Personal information
- Full name: Oh Ji-Young
- Nickname: Oh-Ji-Gu-Young
- Nationality: South Korean
- Born: 11 July 1988 (age 38) Daegu, South Korea
- Height: 1.70 m (5 ft 7 in)
- Weight: 68 kg (150 lb)
- Spike: 275 cm (108 in)
- Block: 266 cm (105 in)

Volleyball information
- Position: Libero
- Number: 9 (club & national team)

Career
| Years | Teams |
| 2006 – 2016 | Gimcheon Hi-pass |
| 2017 – 2021 | Daejeon KGC |
| 2021 – 2022 | GS Caltex Seoul KIXX |
| 2022 - | Gwangju AI Peppers |

National team
| 2010–2021 | South Korea |

= Oh Ji-young =

South Korean volleyball player (born 1988)

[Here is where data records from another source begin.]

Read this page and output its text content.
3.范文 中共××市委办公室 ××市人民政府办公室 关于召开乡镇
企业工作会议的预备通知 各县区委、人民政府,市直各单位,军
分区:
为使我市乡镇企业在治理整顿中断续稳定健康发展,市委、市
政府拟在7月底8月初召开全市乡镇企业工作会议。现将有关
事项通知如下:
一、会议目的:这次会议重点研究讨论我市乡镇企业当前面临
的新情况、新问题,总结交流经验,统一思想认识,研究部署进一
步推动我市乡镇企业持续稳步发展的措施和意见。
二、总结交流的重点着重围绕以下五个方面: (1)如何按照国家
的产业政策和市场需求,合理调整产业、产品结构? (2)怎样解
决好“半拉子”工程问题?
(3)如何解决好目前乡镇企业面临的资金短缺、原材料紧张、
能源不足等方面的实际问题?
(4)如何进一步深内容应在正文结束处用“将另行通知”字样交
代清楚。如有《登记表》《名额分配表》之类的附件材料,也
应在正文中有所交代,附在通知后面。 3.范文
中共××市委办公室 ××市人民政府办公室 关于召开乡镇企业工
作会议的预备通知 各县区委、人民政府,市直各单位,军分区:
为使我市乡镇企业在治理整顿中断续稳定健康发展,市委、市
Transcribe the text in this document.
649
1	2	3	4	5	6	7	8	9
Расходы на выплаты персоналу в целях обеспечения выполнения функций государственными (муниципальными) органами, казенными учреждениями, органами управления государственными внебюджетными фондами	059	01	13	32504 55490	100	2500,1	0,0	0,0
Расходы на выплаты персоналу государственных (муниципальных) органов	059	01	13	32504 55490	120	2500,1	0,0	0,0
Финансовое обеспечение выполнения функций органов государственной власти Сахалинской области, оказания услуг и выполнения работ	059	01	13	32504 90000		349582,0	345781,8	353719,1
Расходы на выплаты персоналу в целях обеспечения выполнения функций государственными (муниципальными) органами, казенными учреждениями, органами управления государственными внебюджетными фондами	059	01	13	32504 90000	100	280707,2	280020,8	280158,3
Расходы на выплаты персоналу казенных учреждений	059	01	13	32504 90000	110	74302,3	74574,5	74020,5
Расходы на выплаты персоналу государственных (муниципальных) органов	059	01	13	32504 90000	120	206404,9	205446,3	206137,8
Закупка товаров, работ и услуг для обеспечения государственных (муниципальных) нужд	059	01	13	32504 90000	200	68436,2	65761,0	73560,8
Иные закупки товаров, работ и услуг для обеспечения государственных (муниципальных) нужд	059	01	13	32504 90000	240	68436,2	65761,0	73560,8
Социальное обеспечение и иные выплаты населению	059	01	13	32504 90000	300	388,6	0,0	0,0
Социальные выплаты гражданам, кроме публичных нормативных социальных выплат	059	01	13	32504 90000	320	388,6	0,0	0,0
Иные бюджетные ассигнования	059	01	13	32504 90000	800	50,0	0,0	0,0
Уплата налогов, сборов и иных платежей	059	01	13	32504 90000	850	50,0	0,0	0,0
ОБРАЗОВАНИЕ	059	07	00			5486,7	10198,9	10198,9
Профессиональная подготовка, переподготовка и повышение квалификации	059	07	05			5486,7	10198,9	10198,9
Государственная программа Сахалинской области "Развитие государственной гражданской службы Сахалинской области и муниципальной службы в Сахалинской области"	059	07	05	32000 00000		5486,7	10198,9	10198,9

Oh Ji-young (born 11 July 1988) is a South Korean professional volleyball player. She was part of the silver medal-winning team at the 2010 Asian Games. She was part of the South Korea women's national volleyball team at the 2020 Summer Olympics. The team finished at fourth place in 2020.

In the summer of 2021 she moved to GS Caltex Seoul KIXX.